The combination of life and work experiences solidified her professional interest in public health and laid the groundwork for her doctoral work and her responsibilities at CDC.
“I see all of my experiences as ‘bread crumbs’ that have guided me down a clear path towards my goal,” she said. “I actually think this path chose me, not the other way around.”

After finishing her Ph.D. studies, Wilson traveled for five weeks in Africa. Here she is at the base camp of Mt. Kilimanjaro.
At the CDC, she helps states implement a national surveillance system that captures data related to violent deaths. She reviews critical data on child maltreatment-related deaths from the National Violent Death Report System, an active, state-based surveillance system that links data from death certificates, police reports, and coroner and medical examiner records.
“Reviewing these data, I am able to identify a lot of precipitating circumstances and characteristics surrounding child deaths” Wilson said. “This work influenced my Ph.D. study, of course, and I was able to use it for my dissertation and also in presentations of my findings at national conferences.” (Wilson has spoken at the American Public Health Association annual meeting, among other venues.)
She finds the data reveal important — if unpleasant — information about child maltreatment. She’s been able to help draw a clearer picture of how and why children are killed based on multiple factors: the relationships between the victims and the perpetrators, household challenges and other circumstances that place children at risk.
Wilson understands the value of her work. She also knows what’s at stake.

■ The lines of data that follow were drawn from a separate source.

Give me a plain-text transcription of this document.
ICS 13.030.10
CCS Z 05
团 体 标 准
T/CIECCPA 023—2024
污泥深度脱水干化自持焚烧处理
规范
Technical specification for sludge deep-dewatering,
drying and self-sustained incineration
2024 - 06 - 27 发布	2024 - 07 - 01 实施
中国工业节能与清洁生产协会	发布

“Understanding circumstances and characteristics of these types of deaths can help inform primary prevention efforts,” she said. “And with the right prevention efforts, we just might keep these deaths from occurring in the first place.”
Family Trailblazer
Work of such psychological intensity requires occasional downtime.

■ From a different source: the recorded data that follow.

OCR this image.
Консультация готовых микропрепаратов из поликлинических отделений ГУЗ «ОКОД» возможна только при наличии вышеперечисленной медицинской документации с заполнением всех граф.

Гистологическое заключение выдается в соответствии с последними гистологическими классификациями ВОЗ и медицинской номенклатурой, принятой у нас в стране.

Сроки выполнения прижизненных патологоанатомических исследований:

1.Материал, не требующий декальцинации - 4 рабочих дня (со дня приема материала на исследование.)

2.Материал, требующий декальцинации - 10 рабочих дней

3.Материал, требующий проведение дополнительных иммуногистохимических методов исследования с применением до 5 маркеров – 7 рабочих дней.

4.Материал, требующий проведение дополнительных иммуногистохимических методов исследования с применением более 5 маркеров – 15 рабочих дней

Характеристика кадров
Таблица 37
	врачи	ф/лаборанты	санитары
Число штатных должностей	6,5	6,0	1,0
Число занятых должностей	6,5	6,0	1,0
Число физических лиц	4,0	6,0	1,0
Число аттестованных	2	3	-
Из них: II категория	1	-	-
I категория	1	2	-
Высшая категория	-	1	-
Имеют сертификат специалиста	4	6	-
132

Wilson spends off-hours running, listening to the great Chicago blues guitarist Buddy Guy, and catching shows at the Fox Theatre, not far from her condo in midtown Atlanta. She enjoys reading romance novels and, now that her Ph.D. school work is behind her, looks forward to becoming a sports fanatic again — especially football.
She likes to travel. On her most recent international trip, five weeks in Africa, Wilson raised a Georgia State flag on the summit of Mount Kilimanjaro, the highest mountain on the continent.

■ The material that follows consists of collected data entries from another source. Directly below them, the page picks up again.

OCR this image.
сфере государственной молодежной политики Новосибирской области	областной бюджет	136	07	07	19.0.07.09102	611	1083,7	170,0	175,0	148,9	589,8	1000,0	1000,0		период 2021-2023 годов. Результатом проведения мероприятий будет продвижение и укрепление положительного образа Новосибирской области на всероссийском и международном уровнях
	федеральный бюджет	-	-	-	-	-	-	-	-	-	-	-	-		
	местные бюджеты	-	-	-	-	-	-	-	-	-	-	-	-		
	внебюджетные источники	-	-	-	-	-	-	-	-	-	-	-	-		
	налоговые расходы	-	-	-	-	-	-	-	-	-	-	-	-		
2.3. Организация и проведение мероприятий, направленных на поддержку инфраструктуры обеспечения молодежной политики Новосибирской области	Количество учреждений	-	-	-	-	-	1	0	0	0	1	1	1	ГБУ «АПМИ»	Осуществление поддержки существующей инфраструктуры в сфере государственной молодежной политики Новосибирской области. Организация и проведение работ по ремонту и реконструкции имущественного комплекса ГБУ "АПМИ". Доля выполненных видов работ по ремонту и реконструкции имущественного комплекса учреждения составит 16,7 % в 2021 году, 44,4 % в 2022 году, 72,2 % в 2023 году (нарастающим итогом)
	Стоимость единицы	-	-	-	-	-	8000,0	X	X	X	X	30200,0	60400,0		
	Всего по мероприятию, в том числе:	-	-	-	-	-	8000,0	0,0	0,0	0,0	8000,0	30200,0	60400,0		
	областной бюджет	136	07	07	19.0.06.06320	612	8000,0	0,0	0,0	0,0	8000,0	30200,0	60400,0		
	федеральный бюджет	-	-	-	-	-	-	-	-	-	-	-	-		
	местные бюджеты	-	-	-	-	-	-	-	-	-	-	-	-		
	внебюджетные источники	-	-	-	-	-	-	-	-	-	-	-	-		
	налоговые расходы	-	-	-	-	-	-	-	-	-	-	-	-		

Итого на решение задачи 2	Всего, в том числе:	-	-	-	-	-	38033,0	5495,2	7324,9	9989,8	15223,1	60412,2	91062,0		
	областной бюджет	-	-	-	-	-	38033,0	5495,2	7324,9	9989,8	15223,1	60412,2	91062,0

Wilson says she takes her greatest joy in “goofing off and spending time” with family, especially nieces and nephews.
“They call me the ‘fun’ aunt, and I relish that title,” she said.
They could just as easily call her the “inspiring aunt” since several nieces and nephews have followed Wilson’s footsteps out of the piney woods and red clay of Tifton into higher education. Many of her siblings have also gone back to school for general education diplomas and post-secondary education degrees.
“It’s a testament to what educational institutions can do for even one family,” Wilson said proudly.
Her nieces and nephews can consider themselves lucky kids. Too many others, not so very different, experience adverse childhood experiences. Sadly, many never escape the steel grip of poverty, addiction and violence that permanently holds down many rural Americans — especially people of color and people without higher education.
As Wilson continues her work in the area of child maltreatment, she’s always aware of a very special bond.
“My lived experiences give me an advantage,” she said. “When I look at them, I see myself.”

Rebecca Wilson at Uhuru Peak atop Mt. Kilimanjaro.